Alternativa B — ❌ Incorreta
Acerta ao mencionar o leilão como modalidade, mas erra ao afirmar que a doação só seria possível após licitação fracassada. A doação para fins de interesse social é hipótese de dispensa de licitação (art. 76, II, "a"), não uma consequência de licitação fracassada. A alternativa inverte a lógica: a dispensa é uma autorização legal para alienar diretamente, independentemente de tentativa de licitação.
Alternativa C — ❌ Incorreta
Condiciona a dispensa de licitação à qualificação da associação como OSCIP e à existência de contrato de gestão. A lei não exige esses requisitos para a doação de bens móveis para fins de interesse social. A hipótese de dispensa do art. 76, II, "a", exige apenas que a doação seja para fins e uso de interesse social, após avaliação de conveniência e oportunidade socioeconômica. A alternativa cria requisitos adicionais não previstos em lei, confundindo o regime das OS/OSCIP com a regra de alienação.
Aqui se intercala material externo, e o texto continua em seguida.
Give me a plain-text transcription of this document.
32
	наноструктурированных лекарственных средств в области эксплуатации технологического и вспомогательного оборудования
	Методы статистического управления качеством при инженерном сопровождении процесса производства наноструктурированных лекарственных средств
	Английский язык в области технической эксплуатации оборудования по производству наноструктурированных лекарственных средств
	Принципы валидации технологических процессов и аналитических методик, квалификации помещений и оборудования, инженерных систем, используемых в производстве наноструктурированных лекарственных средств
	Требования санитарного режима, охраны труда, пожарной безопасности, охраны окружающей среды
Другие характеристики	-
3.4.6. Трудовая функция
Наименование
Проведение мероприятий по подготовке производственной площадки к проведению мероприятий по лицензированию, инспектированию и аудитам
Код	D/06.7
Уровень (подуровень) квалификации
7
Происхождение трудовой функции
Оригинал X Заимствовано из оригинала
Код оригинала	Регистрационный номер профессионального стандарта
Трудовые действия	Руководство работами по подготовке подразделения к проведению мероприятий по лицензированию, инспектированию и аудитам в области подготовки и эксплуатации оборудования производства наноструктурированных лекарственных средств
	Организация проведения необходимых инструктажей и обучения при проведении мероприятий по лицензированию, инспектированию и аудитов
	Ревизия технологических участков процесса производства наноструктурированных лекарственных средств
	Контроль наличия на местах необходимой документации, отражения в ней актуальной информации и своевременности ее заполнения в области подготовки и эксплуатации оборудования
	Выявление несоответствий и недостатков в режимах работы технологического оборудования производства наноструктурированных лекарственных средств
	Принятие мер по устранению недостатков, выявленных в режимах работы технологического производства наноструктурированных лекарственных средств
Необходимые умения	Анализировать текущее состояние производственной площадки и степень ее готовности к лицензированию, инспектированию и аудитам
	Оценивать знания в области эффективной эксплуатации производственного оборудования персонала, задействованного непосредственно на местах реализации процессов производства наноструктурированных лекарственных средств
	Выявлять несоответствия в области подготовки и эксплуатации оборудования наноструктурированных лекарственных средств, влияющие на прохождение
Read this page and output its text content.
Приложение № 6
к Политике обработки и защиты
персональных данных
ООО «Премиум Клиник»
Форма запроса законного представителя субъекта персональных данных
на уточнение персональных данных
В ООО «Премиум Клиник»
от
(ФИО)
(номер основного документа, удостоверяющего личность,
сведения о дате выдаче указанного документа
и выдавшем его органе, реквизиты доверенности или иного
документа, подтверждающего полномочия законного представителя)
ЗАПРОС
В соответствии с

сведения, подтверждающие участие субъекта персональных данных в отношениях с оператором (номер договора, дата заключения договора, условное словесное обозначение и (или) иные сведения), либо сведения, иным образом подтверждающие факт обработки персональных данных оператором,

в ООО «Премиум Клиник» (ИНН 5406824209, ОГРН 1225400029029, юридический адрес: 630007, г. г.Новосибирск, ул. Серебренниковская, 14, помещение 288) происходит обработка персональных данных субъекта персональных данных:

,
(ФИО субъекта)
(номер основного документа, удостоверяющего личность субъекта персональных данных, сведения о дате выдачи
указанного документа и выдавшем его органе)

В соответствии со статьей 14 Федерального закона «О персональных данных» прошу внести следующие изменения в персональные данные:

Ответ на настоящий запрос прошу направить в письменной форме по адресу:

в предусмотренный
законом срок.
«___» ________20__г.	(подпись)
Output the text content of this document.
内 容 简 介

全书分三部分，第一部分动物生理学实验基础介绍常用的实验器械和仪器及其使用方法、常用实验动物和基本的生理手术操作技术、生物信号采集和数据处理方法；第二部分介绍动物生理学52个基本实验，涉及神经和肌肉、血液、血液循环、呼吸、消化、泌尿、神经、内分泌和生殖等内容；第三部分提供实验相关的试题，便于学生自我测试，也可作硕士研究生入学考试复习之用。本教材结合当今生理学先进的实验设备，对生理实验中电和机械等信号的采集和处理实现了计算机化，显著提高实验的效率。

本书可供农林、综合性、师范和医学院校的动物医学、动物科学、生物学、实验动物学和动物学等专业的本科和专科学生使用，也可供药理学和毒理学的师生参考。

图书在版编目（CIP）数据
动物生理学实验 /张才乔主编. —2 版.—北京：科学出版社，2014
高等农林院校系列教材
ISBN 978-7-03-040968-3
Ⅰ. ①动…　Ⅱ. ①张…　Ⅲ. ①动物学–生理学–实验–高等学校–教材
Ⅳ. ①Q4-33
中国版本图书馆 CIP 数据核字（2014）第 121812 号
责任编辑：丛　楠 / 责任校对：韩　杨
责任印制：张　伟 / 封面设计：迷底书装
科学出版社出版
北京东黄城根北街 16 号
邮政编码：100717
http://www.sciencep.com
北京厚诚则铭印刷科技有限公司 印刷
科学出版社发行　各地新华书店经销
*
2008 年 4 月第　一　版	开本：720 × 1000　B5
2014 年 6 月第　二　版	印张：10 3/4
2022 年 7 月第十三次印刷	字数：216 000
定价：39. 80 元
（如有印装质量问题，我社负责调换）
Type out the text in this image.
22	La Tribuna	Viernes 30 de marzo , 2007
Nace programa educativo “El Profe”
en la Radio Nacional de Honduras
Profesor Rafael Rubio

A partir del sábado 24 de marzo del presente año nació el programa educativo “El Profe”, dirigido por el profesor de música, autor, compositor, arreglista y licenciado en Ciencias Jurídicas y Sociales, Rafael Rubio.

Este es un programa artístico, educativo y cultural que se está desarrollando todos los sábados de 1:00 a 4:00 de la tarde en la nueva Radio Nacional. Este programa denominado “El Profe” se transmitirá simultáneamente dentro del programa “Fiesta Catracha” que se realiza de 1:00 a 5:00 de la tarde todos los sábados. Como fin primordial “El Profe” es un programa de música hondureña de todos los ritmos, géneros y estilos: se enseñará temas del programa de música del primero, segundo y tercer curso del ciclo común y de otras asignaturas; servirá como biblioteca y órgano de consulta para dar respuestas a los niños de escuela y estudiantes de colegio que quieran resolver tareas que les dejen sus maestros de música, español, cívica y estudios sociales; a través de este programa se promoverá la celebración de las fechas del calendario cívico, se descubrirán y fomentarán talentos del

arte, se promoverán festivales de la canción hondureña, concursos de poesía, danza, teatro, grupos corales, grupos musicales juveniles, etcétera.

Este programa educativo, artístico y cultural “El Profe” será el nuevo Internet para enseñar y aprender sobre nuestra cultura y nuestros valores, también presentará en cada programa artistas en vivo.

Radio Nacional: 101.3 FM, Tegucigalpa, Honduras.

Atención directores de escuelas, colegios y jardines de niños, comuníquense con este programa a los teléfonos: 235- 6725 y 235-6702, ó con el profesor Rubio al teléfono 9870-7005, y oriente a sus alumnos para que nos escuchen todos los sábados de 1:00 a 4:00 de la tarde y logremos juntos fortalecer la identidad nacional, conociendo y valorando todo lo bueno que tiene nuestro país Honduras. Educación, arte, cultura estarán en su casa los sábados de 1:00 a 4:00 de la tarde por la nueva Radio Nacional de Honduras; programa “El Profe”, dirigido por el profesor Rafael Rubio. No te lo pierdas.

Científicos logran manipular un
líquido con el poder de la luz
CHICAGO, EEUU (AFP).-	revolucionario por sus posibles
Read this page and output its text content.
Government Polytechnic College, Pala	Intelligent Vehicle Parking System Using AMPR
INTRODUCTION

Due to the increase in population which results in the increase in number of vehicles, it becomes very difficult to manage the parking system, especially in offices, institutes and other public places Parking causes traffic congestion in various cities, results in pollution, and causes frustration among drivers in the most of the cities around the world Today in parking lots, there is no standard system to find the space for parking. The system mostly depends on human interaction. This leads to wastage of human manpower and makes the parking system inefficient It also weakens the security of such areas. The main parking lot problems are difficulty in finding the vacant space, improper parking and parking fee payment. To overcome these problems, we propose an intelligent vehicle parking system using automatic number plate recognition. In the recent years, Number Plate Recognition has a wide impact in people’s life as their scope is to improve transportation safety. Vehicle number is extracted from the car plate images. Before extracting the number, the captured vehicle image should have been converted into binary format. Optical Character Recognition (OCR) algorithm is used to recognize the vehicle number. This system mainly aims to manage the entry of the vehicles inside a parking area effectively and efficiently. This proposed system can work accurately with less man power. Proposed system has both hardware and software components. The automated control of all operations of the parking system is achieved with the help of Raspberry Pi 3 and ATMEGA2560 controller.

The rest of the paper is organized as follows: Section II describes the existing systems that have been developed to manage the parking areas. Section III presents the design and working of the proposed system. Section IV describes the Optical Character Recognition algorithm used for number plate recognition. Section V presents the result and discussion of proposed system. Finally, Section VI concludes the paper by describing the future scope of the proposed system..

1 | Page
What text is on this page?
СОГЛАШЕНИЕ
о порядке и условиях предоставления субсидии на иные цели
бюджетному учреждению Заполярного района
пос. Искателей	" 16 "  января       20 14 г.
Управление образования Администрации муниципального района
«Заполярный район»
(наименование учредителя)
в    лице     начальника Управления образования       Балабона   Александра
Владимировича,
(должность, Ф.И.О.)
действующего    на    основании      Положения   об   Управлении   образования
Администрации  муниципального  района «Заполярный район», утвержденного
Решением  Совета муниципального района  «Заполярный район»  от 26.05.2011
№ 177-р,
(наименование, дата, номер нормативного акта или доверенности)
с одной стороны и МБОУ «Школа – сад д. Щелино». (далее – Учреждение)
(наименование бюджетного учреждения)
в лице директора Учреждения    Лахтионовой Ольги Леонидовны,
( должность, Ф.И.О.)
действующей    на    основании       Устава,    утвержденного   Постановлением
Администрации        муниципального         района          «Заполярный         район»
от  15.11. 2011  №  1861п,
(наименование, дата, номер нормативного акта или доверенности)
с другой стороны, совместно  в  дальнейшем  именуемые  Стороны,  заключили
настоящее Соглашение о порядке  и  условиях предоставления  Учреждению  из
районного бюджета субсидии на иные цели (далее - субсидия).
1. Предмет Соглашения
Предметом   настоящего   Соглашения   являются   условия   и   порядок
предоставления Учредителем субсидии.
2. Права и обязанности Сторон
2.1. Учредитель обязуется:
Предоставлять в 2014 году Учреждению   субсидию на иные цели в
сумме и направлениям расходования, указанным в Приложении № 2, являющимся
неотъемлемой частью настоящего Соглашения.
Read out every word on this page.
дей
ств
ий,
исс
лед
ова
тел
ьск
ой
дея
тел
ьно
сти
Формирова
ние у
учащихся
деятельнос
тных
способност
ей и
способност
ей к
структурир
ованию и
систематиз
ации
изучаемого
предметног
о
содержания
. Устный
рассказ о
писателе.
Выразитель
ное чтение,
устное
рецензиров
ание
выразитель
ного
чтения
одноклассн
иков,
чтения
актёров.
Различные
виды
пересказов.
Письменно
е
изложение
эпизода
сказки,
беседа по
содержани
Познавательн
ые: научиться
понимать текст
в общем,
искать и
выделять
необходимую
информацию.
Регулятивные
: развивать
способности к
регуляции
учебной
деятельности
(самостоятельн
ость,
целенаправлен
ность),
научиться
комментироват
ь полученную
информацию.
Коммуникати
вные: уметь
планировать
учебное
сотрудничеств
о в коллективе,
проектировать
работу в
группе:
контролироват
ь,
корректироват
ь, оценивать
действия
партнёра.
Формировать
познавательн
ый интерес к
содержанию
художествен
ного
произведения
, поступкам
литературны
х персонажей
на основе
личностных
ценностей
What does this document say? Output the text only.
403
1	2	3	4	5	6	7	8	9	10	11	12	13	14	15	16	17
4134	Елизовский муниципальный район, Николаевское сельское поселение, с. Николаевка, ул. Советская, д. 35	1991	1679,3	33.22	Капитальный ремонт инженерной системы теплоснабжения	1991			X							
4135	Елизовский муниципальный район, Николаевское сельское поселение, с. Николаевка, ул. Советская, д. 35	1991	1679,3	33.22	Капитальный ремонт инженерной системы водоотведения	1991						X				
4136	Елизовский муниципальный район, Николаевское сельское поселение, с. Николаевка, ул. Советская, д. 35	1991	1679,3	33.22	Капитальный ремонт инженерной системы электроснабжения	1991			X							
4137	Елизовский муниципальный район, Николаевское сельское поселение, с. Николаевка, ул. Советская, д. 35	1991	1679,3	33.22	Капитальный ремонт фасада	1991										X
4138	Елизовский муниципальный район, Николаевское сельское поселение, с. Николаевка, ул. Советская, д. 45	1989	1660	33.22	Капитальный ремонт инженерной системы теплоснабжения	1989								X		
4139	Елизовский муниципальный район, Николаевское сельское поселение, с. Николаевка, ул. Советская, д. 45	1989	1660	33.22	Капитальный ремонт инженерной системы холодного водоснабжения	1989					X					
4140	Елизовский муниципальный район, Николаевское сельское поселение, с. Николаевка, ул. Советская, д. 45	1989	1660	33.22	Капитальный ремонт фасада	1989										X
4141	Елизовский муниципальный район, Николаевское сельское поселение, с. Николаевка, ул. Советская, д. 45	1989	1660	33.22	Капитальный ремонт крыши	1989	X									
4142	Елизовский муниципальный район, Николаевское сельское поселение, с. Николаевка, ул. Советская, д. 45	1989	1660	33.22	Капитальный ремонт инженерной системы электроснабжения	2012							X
Alternativa D — ✅ Correta ⟵ GABARITO
Reproduz fielmente o art. 76, II, "a", da Lei 14.133/2021: a alienação de bens móveis será precedida de avaliação e, na hipótese de doação para fins e uso de interesse social, a licitação é dispensada, desde que justificada a conveniência e oportunidade socioeconômica da escolha dessa forma de alienação. No caso, a doação dos veículos à Irmandade Y, para atividades filantrópicas, enquadra-se perfeitamente na exceção legal.
Alternativa E — ❌ Incorreta
Erra ao afirmar que a licitação seria "inexigível" na hipótese de permuta. A permuta de bens móveis é hipótese de dispensa de licitação, não de inexigibilidade (art. 76, II, "b"). Além disso, a permuta só é permitida entre órgãos ou entidades da Administração Pública, o que não é o caso da associação. A alternativa também menciona "autorização legislativa específica", que é exigida apenas para alienação de bens imóveis (art. 76, I), não para bens móveis.
NÃO CAIA NESSA!
A banca explora a confusão entre dispensa e inexigibilidade de licitação, e entre as regras de alienação de bens móveis e imóveis. Na dispensa, a licitação é possível, mas a lei a dispensa em razão do valor, objeto ou situação; na inexigibilidade, a competição é inviável (fornecedor exclusivo, artista consagrado etc.). A doação para interesse social é caso de dispensa, não de inexigibilidade. E a autorização legislativa é exigida apenas para imóveis, não para móveis. Fique atento a essas trocas!
PEGA ESSA DICA!
Para memorizar as hipóteses de dispensa de licitação na alienação de bens móveis (art. 76, II), lembre-se do mnemônico "DOPA-VE": Doação (interesse social), Outros órgãos (venda de materiais sem utilização), Permuta (entre órgãos públicos), Ações (venda em bolsa), Venda de títulos, Entidades (venda de bens produzidos). Assim, você identifica rapidamente as exceções à regra do leilão.